A naturally occurring alternative to antibiotics?

San Antonio Medical Foundation-funded research provides key assistance.

Phages, which live in the digestive tract, could treat bacterial infections if issues impacting effectiveness are solved. Research at UT Health San Antonio and UTSA is doing just that.

Could beneficial viruses that live in the gut replace or supplement antibiotics to treat bacterial infections such as meningitis, botulism and E. coli? Researchers from The University of Texas Health Science Center at San Antonio (also called UT Health San Antonio) and The University of Texas at San Antonio are studying this with a grant from the San Antonio Medical Foundation.

Philip Serwer, PhD

The viruses are called phages and have been proposed as therapy for bacterial infections since the 1920s. “In fact, phages were the original antibiotics before chemical antibiotics, such as penicillin, were developed,” said Philip Serwer, PhD, professor of biochemistry and structural biology at UT Health San Antonio. “Their use as antibiotics went down with the rise of chemical antibiotics.”

Resistant infections: Tip of the iceberg

Over time, though, bacteria develop resistance against powerful chemical antibiotics. The U.S. Centers for Disease Control and Prevention (CDC) estimates 2.8 million antimicrobial-resistant infections occur each year, and more than 35,000 people die of these infections annually. “Articles suggest that the number of deaths is actually much higher than that,” Serwer said. “Multiple-drug-resistant infections may be much more common than people realize.”

Enter phages. For each bacterium, there are corresponding phages that will kill it. Our intestines are replete with these cohabitating viruses, with many thought to have a positive effect. “No phage has ever been found to be toxic to humans,” Serwer said. And there are instances in which phages saved people who were dying from bacterial infections.

Some phages are quickly erased

Given these positives, why was phage therapy phased out in favor of chemical antibiotics? To put it simply, a key discovery made at UT Health San Antonio is that some, but not all, phages are removed by white blood cells before they can be effective. “A key objective of our research is rapidly finding the phages that are removed slowly and to keep all phages working for as long as possible,” Serwer said. “The key problem is getting phage therapy to work more consistently.”

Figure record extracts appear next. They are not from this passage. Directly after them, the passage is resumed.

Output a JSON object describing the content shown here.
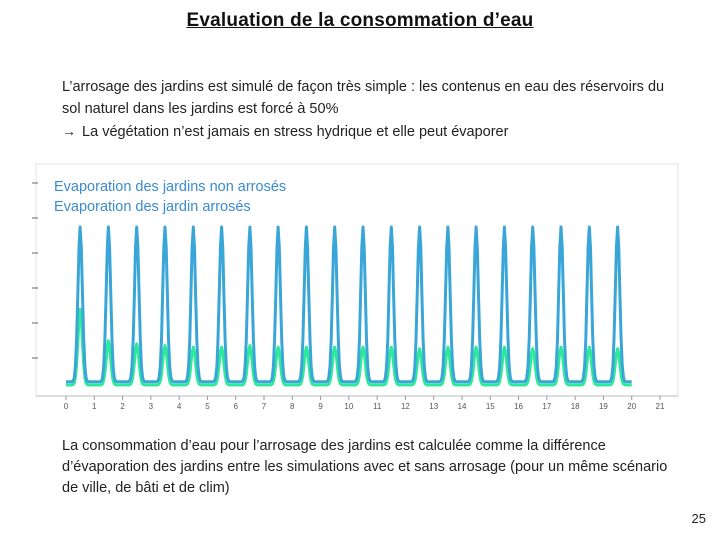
{
  "slide": {
    "title": "Evaluation de la consommation d’eau",
    "intro": {
      "line1": "L’arrosage des jardins est simulé de façon très simple : les contenus en eau des réservoirs du sol naturel dans les jardins est forcé à 50%",
      "arrow": "→",
      "line2": "La végétation n’est jamais en stress hydrique et elle peut évaporer"
    },
    "footer_text": "La consommation d’eau pour l’arrosage des jardins est calculée comme la différence d’évaporation des jardins entre les simulations avec et sans arrosage (pour un même scénario de ville, de bâti et de clim)",
    "page_number": "25"
  },
  "chart_data": {
    "type": "line",
    "title": "",
    "xlabel": "",
    "ylabel": "",
    "x_ticks": [
      "0",
      "1",
      "2",
      "3",
      "4",
      "5",
      "6",
      "7",
      "8",
      "9",
      "10",
      "11",
      "12",
      "13",
      "14",
      "15",
      "16",
      "17",
      "18",
      "19",
      "20",
      "21"
    ],
    "xlim": [
      0,
      21
    ],
    "ylim": [
      0,
      1
    ],
    "legend_position": "top-left",
    "series": [
      {
        "name": "Evaporation des jardins non arrosés",
        "color": "#2fe89a",
        "daily_peak": [
          0.48,
          0.28,
          0.26,
          0.25,
          0.24,
          0.24,
          0.25,
          0.24,
          0.24,
          0.24,
          0.24,
          0.24,
          0.23,
          0.24,
          0.24,
          0.24,
          0.23,
          0.24,
          0.24,
          0.23
        ],
        "daily_min": 0.0
      },
      {
        "name": "Evaporation des jardin arrosés",
        "color": "#3aa6d8",
        "daily_peak": [
          1.0,
          1.0,
          1.0,
          1.0,
          1.0,
          1.0,
          1.0,
          1.0,
          1.0,
          1.0,
          1.0,
          1.0,
          1.0,
          1.0,
          1.0,
          1.0,
          1.0,
          1.0,
          1.0,
          1.0
        ],
        "daily_min": 0.02
      }
    ]
  }
}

In previous research funded by the Robert J. Kleberg, Jr. and Helen C. Kleberg Foundation, Serwer and colleagues solved problems with quickly and inexpensively isolating, characterizing and purifying phages in needed amounts. The issue of phages entering the bloodstream and being taken out by white blood cells is the major remaining hurdle.

Mouse studies

Experiments with collaborator Cara Gonzales, DDS, PhD, of the UT Health San Antonio School of Dentistry tested four different phages and looked at how long they stayed in the blood of the same mouse.

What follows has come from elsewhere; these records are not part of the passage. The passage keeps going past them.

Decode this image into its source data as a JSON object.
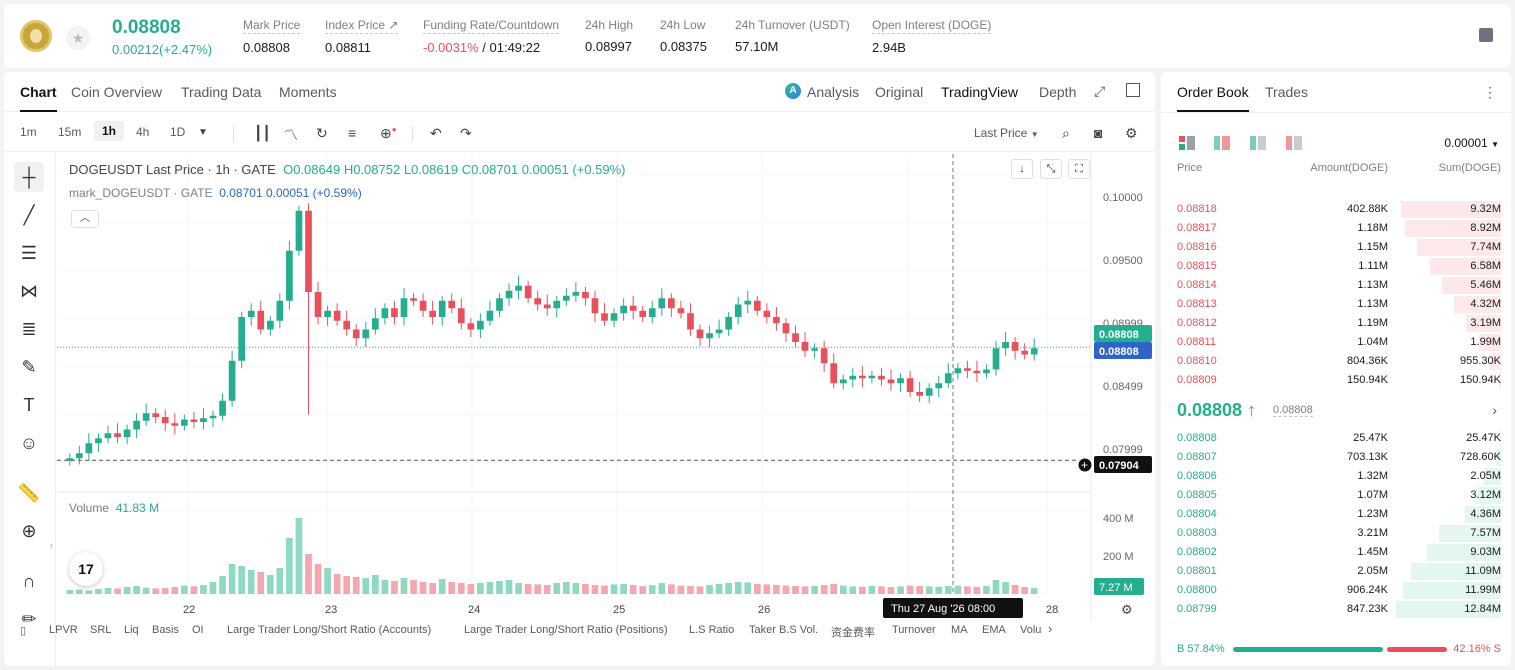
{
  "header": {
    "price": "0.08808",
    "change": "0.00212(+2.47%)",
    "stats": [
      {
        "label": "Mark Price",
        "value": "0.08808"
      },
      {
        "label": "Index Price ↗",
        "value": "0.08811"
      },
      {
        "label": "Funding Rate/Countdown",
        "value_red": "-0.0031%",
        "value": " / 01:49:22"
      },
      {
        "label": "24h High",
        "value": "0.08997"
      },
      {
        "label": "24h Low",
        "value": "0.08375"
      },
      {
        "label": "24h Turnover (USDT)",
        "value": "57.10M"
      },
      {
        "label": "Open Interest (DOGE)",
        "value": "2.94B"
      }
    ]
  },
  "chart_tabs": [
    "Chart",
    "Coin Overview",
    "Trading Data",
    "Moments"
  ],
  "view_tabs": [
    "Analysis",
    "Original",
    "TradingView",
    "Depth"
  ],
  "timeframes": [
    "1m",
    "15m",
    "1h",
    "4h",
    "1D"
  ],
  "last_price_label": "Last Price",
  "legend": {
    "symbol": "DOGEUSDT Last Price · 1h · GATE",
    "o": "O0.08649",
    "h": "H0.08752",
    "l": "L0.08619",
    "c": "C0.08701",
    "chg": "0.00051 (+0.59%)",
    "mark": "mark_DOGEUSDT · GATE",
    "mark_val": "0.08701 0.00051 (+0.59%)"
  },
  "volume": {
    "label": "Volume",
    "value": "41.83 M"
  },
  "chart_data": {
    "type": "candlestick",
    "title": "DOGEUSDT Last Price · 1h · GATE",
    "y_ticks": [
      "0.10000",
      "0.09500",
      "0.08999",
      "0.08499",
      "0.07999"
    ],
    "x_ticks": [
      "22",
      "23",
      "24",
      "25",
      "26",
      "28"
    ],
    "price_tags": [
      {
        "label": "0.08808",
        "color": "#24ae8f"
      },
      {
        "label": "0.08808",
        "color": "#2e64c8"
      },
      {
        "label": "0.07904",
        "color": "#111111"
      }
    ],
    "volume_ticks": [
      "400 M",
      "200 M"
    ],
    "volume_tag": "7.27 M",
    "crosshair_label": "Thu 27 Aug '26   08:00",
    "ylim": [
      0.0785,
      0.1005
    ],
    "close_series": [
      0.0792,
      0.0796,
      0.0804,
      0.0808,
      0.0812,
      0.0809,
      0.0815,
      0.0822,
      0.0828,
      0.0825,
      0.082,
      0.0818,
      0.0823,
      0.0821,
      0.0824,
      0.0826,
      0.0838,
      0.087,
      0.0905,
      0.091,
      0.0895,
      0.0902,
      0.0918,
      0.0958,
      0.099,
      0.0925,
      0.0905,
      0.091,
      0.0902,
      0.0895,
      0.0888,
      0.0895,
      0.0904,
      0.0912,
      0.0905,
      0.092,
      0.0918,
      0.091,
      0.0905,
      0.0918,
      0.0912,
      0.09,
      0.0895,
      0.0902,
      0.091,
      0.092,
      0.0926,
      0.093,
      0.092,
      0.0915,
      0.0912,
      0.0918,
      0.0922,
      0.0925,
      0.092,
      0.0908,
      0.0902,
      0.0908,
      0.0914,
      0.091,
      0.0905,
      0.0912,
      0.092,
      0.0912,
      0.0908,
      0.0895,
      0.0888,
      0.0892,
      0.0895,
      0.0905,
      0.0915,
      0.0918,
      0.091,
      0.0905,
      0.09,
      0.0892,
      0.0885,
      0.0878,
      0.088,
      0.0868,
      0.0852,
      0.0855,
      0.0858,
      0.0856,
      0.0858,
      0.0855,
      0.0852,
      0.0856,
      0.0845,
      0.0842,
      0.0848,
      0.0852,
      0.086,
      0.0864,
      0.0862,
      0.086,
      0.0863,
      0.088,
      0.0885,
      0.0878,
      0.0875,
      0.088
    ],
    "volume_series": [
      20,
      22,
      18,
      25,
      30,
      28,
      35,
      40,
      32,
      28,
      30,
      35,
      42,
      38,
      45,
      60,
      90,
      150,
      140,
      120,
      110,
      95,
      130,
      280,
      380,
      200,
      150,
      130,
      100,
      90,
      85,
      80,
      95,
      70,
      65,
      80,
      70,
      60,
      55,
      75,
      60,
      55,
      50,
      55,
      60,
      65,
      70,
      55,
      50,
      48,
      45,
      55,
      60,
      55,
      50,
      45,
      42,
      48,
      50,
      45,
      40,
      44,
      55,
      48,
      42,
      40,
      38,
      45,
      50,
      55,
      60,
      58,
      50,
      48,
      45,
      42,
      40,
      38,
      40,
      45,
      50,
      42,
      38,
      36,
      40,
      38,
      35,
      38,
      42,
      40,
      38,
      36,
      40,
      42,
      38,
      36,
      40,
      70,
      60,
      45,
      35,
      30
    ]
  },
  "left_tools": [
    "crosshair",
    "trend-line",
    "horizontal-lines",
    "path-tool",
    "fib-retracement",
    "brush",
    "text",
    "emoji",
    "ruler",
    "zoom-in",
    "magnet",
    "pencil"
  ],
  "bottom_tabs": [
    "LPVR",
    "SRL",
    "Liq",
    "Basis",
    "OI",
    "Large Trader Long/Short Ratio (Accounts)",
    "Large Trader Long/Short Ratio (Positions)",
    "L.S Ratio",
    "Taker B.S Vol.",
    "资金费率",
    "Turnover",
    "MA",
    "EMA",
    "Volu"
  ],
  "orderbook": {
    "tabs": [
      "Order Book",
      "Trades"
    ],
    "precision": "0.00001",
    "headers": [
      "Price",
      "Amount(DOGE)",
      "Sum(DOGE)"
    ],
    "asks": [
      {
        "p": "0.08818",
        "a": "402.88K",
        "s": "9.32M",
        "depth": 0.95
      },
      {
        "p": "0.08817",
        "a": "1.18M",
        "s": "8.92M",
        "depth": 0.91
      },
      {
        "p": "0.08816",
        "a": "1.15M",
        "s": "7.74M",
        "depth": 0.8
      },
      {
        "p": "0.08815",
        "a": "1.11M",
        "s": "6.58M",
        "depth": 0.68
      },
      {
        "p": "0.08814",
        "a": "1.13M",
        "s": "5.46M",
        "depth": 0.56
      },
      {
        "p": "0.08813",
        "a": "1.13M",
        "s": "4.32M",
        "depth": 0.45
      },
      {
        "p": "0.08812",
        "a": "1.19M",
        "s": "3.19M",
        "depth": 0.33
      },
      {
        "p": "0.08811",
        "a": "1.04M",
        "s": "1.99M",
        "depth": 0.21
      },
      {
        "p": "0.08810",
        "a": "804.36K",
        "s": "955.30K",
        "depth": 0.1
      },
      {
        "p": "0.08809",
        "a": "150.94K",
        "s": "150.94K",
        "depth": 0.02
      }
    ],
    "mid_price": "0.08808 ↑",
    "mid_mark": "0.08808",
    "bids": [
      {
        "p": "0.08808",
        "a": "25.47K",
        "s": "25.47K",
        "depth": 0.01
      },
      {
        "p": "0.08807",
        "a": "703.13K",
        "s": "728.60K",
        "depth": 0.05
      },
      {
        "p": "0.08806",
        "a": "1.32M",
        "s": "2.05M",
        "depth": 0.16
      },
      {
        "p": "0.08805",
        "a": "1.07M",
        "s": "3.12M",
        "depth": 0.24
      },
      {
        "p": "0.08804",
        "a": "1.23M",
        "s": "4.36M",
        "depth": 0.34
      },
      {
        "p": "0.08803",
        "a": "3.21M",
        "s": "7.57M",
        "depth": 0.59
      },
      {
        "p": "0.08802",
        "a": "1.45M",
        "s": "9.03M",
        "depth": 0.7
      },
      {
        "p": "0.08801",
        "a": "2.05M",
        "s": "11.09M",
        "depth": 0.86
      },
      {
        "p": "0.08800",
        "a": "906.24K",
        "s": "11.99M",
        "depth": 0.93
      },
      {
        "p": "0.08799",
        "a": "847.23K",
        "s": "12.84M",
        "depth": 1.0
      }
    ],
    "buy_ratio": "B 57.84%",
    "sell_ratio": "42.16% S"
  }
}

“We found that some phages persisted while others did not,” Serwer said, noting that the identification of phages that have this trait of high persistence is critical for potential therapeutics.

Electrical charge

What underlies this trait? How do other large objects, such as red blood cells, persist in the blood? In the case of red blood cells, they have a very high negative electrical charge on them, Serwer said.

“This leads us to the hypothesis that maybe the phages that have the highest persistence also have the highest negative electrical charge on their surfaces, making them excellent candidates to treat drug-resistant bacteria,” Serwer said. “This is the basis of our San Antonio Medical Foundation-supported research.”

The team is sifting 400 phages, many preserved from the Kleberg Foundation-funded research, to identify the best therapeutic candidates.

Practical issue solved

Serwer developed a collaboration with former UT Health San Antonio graduate student James P. Chambers, PhD, to develop chemical procedures that kill infectious bacteria without harming beneficial phages. Chambers, now a professor in the Department of Molecular Microbiology and Immunology at The University of Texas at San Antonio, succeeded in doing this, which solves another practical issue in characterizing phages grown in disease-causing bacteria for the prospective advent of high-performance phage therapy.

Acknowledgments

In the project, funded by $100,000 from the San Antonio Medical Foundation, Philip Serwer, PhD, Department of Biochemistry and Structural Biology at UT Health San Antonio, joined forces with James P. Chambers, PhD, Department of Molecular Microbiology and Immunology at The University of Texas at San Antonio, and Cara Gonzales, DDS, PhD, Department of Comprehensive Dentistry, UT Health San Antonio. Key participants are Elena T. Wright of the Serwer laboratory and Jorge de la Chapa of the Gonzales laboratory, along with students Samantha Roberts, Miranda Aldis and Meagan Weaver-Rosen from the Department of Microbiology, Immunology and Molecular Genetics at UT Health San Antonio. The structure of bacteria killed by the Chambers procedure was determined by electron microscopy assisted by Barbara Hunter in the Department of Pathology, UT Health San Antonio. Serwer and Chambers recently joined with a business colleague, William Tolhurst, to form a startup company, called Phage Refinery LLC, to optimally implement the phage research findings.